I have the following array of POSIXct dates

[1] "2003-12-01 UTC" "2003-12-02 UTC" "2003-12-03 UTC" "2003-12-04 UTC" "2003-12-05 UTC" "2003-12-08 UTC"

[7] "2003-12-09 UTC" "2003-12-10 UTC" "2003-12-11 UTC" "2003-12-12 UTC"

whose structure is:

 POSIXct[1:10], format: "2003-12-01" "2003-12-02" "2003-12-03" "2003-12-04" "2003-12-05" "2003-12-08" "2003-12-09 ..."

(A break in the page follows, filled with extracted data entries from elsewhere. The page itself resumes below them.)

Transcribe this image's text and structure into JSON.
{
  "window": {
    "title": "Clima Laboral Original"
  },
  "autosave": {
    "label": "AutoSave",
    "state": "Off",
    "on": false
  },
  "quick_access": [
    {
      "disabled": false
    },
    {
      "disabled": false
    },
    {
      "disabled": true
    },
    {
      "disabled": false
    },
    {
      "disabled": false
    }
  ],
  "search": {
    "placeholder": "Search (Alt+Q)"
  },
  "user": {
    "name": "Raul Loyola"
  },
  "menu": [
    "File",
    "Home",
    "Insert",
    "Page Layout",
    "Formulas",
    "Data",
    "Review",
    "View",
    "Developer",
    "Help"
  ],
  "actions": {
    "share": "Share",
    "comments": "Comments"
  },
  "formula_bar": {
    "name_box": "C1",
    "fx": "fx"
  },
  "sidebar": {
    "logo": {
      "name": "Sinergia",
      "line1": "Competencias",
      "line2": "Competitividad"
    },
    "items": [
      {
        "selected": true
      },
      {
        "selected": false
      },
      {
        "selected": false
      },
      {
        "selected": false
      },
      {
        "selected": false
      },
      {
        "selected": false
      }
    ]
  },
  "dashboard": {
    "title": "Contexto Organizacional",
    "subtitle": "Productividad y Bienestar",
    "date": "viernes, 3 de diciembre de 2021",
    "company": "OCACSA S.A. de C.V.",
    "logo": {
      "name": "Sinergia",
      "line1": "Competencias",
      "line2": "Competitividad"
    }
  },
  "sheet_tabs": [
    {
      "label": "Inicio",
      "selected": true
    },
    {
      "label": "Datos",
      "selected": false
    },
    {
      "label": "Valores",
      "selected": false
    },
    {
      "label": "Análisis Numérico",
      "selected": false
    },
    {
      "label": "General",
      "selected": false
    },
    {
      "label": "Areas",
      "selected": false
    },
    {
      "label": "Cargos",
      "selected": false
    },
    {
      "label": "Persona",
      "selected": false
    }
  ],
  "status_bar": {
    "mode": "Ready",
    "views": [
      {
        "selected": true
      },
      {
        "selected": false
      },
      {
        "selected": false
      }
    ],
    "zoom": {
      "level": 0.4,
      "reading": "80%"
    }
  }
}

Anyway, when I use dput, I obtain:

structure(c(1070236800, 1070323200, 1070409600, 1070496000, 1070582400, 
1070841600, 1070928000, 1071014400, 1071100800, 1071187200), class = c("POSIXct", 
"POSIXt"), tzone = "UTC")

>Solution :

POSIXct is stored as a numeric value representing the number of seconds since midnight on 1st January 1970 UTC. Note that if we write the same structure manually with the numeric value set to 0, we get:

structure(0, class = c("POSIXct", "POSIXt"), tzone = "UTC")
#> [1] "1970-01-01 UTC"

We can confirm that POSIXct is stored as a double precision floating point number

x <- Sys.time()

#> [1] "2022-11-08 11:33:36 GMT"

#> [1] "POSIXct" "POSIXt" 

#> [1] "double"

The reason why it is stored as a number is because we need to be able to work on date-times arithmetically. If we subtract numbers from a POSIXct object we are subtracting seconds:

x - 3600
#> [1] "2022-11-08 10:33:36 GMT"

If it were stored as a character string, than any time we wanted to perform calculations on date-times or plot them, we would have to parse the character strings into a numerical value, do the calculations, then rewrite the character strings. This is obviously much less efficient than having an underlying numerical representation that uses a special print method to represent the number as a date-time.